Quercetin has been reported to be beneficial against U2OS/MTX300 human osteosarcoma cells by inhibiting proliferation and apoptosis. Inhibition of parathyroid hormone receptor 1 also reduces the invasion, adhesion, proliferation, and migration of osteosarcoma cells [195]. Zhou et al., [196] investigated the effect of quercetin on pancreatic cancer and found that resistance to apoptosis was reversed and that proliferation, angiogenesis, and expression of cancer stem cell markers were reduced by treatment with quercetin, a dietary polyphenol. Quercetin, found freely in foods in addition to forms of β-glycosides such as rutin and quercetin, has been reported to inhibit G1 in human gastric cancer cells [197]. Furthermore, in human gastric cancer cells AGS, quercetin caused morphological changes and reduced total survival through apoptotic cell death, decreased anti-apoptotic proteins Mcl-1, Bcl-2, and Bcl-x and increased the pro-apoptotic proteins Bad, Bax, and Bid [94]. In addition, quercetin has been shown to have anti-cancer effects in melanoma [198]. Inhibition of tumor growth was assessed by quercetin when used as a dietary supplement for experimental models [199].

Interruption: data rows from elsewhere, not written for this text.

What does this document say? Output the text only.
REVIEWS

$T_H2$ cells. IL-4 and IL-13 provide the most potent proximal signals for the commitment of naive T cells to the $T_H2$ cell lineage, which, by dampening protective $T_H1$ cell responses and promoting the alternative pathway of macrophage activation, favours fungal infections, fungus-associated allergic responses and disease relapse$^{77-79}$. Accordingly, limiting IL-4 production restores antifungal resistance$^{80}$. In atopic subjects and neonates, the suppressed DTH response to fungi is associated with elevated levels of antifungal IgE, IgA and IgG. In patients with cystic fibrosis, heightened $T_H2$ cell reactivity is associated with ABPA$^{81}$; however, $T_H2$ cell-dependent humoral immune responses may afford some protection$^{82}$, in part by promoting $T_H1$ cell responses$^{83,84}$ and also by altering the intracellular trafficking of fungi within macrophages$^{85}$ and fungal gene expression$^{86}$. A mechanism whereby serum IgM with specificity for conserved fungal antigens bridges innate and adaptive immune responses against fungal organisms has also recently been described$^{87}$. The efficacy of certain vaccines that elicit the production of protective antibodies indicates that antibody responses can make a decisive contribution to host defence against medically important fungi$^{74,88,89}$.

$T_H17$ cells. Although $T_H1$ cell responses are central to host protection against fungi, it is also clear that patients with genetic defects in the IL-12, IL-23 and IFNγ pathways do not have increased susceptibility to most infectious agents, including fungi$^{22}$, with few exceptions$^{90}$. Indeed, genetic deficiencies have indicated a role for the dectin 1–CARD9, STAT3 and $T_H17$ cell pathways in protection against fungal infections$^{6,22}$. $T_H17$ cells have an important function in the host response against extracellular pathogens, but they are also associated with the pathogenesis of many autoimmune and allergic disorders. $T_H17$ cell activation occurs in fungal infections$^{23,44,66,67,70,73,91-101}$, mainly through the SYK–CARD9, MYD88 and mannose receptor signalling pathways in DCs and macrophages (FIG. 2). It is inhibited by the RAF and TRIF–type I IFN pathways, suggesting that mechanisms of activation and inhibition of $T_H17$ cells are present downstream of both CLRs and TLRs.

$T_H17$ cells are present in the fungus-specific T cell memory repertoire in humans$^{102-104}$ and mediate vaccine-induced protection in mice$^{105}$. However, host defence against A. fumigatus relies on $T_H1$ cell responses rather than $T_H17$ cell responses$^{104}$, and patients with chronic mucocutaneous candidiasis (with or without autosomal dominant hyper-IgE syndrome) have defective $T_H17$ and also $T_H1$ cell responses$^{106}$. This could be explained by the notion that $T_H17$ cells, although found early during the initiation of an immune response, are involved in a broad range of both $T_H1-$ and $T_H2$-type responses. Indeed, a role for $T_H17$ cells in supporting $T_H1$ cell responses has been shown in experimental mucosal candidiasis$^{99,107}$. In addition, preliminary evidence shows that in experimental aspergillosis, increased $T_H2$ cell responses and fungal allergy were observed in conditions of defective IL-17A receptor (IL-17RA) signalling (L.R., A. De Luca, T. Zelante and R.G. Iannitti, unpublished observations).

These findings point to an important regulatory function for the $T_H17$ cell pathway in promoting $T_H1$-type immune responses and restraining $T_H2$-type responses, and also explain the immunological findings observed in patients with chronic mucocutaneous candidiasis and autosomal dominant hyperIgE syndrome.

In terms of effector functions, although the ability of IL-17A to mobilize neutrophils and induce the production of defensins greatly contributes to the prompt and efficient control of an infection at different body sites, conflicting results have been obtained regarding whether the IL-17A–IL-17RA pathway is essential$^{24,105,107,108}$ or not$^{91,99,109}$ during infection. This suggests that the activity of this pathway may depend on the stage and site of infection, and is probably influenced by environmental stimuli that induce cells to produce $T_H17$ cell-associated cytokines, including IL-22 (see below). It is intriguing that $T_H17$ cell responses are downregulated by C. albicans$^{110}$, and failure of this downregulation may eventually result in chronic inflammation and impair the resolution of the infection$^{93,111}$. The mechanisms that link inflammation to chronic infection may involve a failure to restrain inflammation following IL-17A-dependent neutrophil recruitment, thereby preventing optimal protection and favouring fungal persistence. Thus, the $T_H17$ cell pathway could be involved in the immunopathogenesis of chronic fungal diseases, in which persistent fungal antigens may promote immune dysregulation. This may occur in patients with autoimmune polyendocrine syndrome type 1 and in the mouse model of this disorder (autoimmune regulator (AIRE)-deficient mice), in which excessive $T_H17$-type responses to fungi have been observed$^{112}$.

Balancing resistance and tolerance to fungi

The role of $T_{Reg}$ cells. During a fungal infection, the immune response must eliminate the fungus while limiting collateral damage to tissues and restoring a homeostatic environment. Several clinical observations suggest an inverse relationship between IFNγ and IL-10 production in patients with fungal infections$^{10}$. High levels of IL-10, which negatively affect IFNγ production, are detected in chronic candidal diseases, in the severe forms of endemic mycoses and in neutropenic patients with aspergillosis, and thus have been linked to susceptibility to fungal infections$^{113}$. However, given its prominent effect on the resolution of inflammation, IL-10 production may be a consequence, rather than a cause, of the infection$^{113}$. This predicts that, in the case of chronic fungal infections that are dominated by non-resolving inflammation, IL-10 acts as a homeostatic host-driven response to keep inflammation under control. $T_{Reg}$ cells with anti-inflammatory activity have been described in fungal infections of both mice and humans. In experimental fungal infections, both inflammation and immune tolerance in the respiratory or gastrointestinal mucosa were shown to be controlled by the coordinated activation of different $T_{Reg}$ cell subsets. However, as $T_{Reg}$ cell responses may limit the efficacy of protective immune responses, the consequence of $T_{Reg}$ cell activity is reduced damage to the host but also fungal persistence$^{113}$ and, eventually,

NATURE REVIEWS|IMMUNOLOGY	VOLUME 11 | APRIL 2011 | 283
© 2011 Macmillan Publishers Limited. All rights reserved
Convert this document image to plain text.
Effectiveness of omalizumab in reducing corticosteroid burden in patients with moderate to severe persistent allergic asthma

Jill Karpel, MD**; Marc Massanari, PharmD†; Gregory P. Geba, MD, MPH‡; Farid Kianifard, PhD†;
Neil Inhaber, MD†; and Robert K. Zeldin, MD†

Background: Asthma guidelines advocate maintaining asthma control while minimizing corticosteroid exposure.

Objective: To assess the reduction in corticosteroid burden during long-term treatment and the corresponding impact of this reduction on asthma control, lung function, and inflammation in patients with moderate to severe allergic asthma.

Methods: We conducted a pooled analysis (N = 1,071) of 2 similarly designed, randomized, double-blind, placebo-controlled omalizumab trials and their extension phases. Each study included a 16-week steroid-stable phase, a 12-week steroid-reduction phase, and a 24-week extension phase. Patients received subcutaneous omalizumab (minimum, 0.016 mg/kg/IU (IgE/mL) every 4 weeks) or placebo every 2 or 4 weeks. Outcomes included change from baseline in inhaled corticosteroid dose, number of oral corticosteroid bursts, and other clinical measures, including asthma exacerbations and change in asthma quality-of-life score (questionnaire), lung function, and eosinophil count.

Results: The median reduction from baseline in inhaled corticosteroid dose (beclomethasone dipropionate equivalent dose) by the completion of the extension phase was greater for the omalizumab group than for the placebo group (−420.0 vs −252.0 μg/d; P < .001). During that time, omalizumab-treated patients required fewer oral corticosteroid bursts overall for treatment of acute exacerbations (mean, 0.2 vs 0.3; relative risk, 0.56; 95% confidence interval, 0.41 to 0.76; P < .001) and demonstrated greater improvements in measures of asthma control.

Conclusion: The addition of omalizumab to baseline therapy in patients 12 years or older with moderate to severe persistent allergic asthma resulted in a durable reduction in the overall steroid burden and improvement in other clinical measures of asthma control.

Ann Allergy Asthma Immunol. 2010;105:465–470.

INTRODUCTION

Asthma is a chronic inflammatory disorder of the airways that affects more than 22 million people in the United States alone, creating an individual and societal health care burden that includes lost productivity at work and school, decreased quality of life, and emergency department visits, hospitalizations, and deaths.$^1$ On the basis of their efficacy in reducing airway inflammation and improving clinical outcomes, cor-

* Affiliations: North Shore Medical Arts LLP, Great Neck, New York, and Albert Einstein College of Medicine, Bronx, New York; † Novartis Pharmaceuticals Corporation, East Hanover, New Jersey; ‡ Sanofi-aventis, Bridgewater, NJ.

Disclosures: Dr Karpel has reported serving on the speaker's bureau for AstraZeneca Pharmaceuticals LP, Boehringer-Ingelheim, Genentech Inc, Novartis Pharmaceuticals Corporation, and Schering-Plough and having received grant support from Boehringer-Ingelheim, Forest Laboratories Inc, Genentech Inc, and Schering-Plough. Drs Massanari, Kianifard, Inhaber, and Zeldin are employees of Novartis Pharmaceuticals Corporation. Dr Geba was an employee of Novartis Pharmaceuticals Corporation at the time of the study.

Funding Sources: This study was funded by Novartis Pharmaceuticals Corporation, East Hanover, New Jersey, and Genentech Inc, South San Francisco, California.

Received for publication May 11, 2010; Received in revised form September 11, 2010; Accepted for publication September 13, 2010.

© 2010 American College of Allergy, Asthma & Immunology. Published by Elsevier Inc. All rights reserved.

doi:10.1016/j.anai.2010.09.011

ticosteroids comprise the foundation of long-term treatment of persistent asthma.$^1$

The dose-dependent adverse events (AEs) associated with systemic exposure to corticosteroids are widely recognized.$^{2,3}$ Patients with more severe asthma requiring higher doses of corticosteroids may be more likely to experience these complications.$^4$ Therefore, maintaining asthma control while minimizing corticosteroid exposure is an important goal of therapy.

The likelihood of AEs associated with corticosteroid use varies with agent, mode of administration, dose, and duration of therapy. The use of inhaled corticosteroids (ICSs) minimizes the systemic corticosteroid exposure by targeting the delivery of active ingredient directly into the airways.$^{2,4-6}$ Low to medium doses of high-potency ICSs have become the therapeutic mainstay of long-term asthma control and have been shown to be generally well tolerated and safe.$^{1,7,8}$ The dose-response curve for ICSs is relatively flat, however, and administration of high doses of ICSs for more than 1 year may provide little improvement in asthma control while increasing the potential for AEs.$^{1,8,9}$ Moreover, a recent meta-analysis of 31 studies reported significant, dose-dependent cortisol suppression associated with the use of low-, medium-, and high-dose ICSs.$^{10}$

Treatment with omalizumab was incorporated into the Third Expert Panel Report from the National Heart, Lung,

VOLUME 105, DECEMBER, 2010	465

Clinical therapeutic gaps may result from some potential interactions between quercetin and certain drugs. Oncological patients with various comorbidities who are being treated with antibiotics, anticoagulants, corticosteroids, cyclosporine, digoxin or those on chemotherapy should not take natural supplements with quercetin unless their doctor agrees [200]. Excessive intake of quercetin can lead to side effects, such as digestive effects: nausea, abdominal discomfort or interfering with thyroid function [201].

Concluding remarks

The plant derivative is an appealing source of alternative anti-tumor drugs. Quercetin, polyphenolic flavonoids, possesses some significant anticancer activities. It has been shown that quercetin uses multiple mechanisms to exert its anticancer effects by modulating different dysregulated signalling pathways which implicated apoptosis and autophagy. Particularly, quercetin exerts its anti-cancer effects via modulating numerous signalling pathways like PI3K/AKT, NF-κB, P53, Wnt/β-catenin, MAPK, JAK/STAT and Hedgehog pathway. Quercetin interferes with numerous intracellular signalling molecules such as TNF-α, Bax, Bcl-2, caspases, and VEGF. The anticancer effects of quercetin have been studied in various types of cancers including breast cancer, prostate cancer, ovarian cancer, lung cancer, colon cancer, hepatocellular carcinoma, lymphoma, and pancreatic cancer. However, the majority of the recent anticancer evidence of quercetin is focused on cancer in vitro models. Due to the lack of in vivo studies, there is an urgent need for different in vivo studies in this field to analyze the therapeutic activities and safety of quercetins. Among natural plant extracts, quercetin shows several significant biological anti-tumor effects. ncRNA (including miRNA and lncRNA) plays a key role in cancer development. Quercetin regulates the expression of ncRNAs, which in turn affects the related signalling pathway genes/proteins expression, suppresses the cancer cell growth, promotes cell apoptosis, and enhances sensitivity to chemotherapy agents. These shed the light on the molecular mechanism between quercetin and ncRNAs which can be considered for its application in clinical adjuvant treatment. Taken together, quercetin is a natural compound with a potential anticancer effect in the adjuvant treatment of cancers.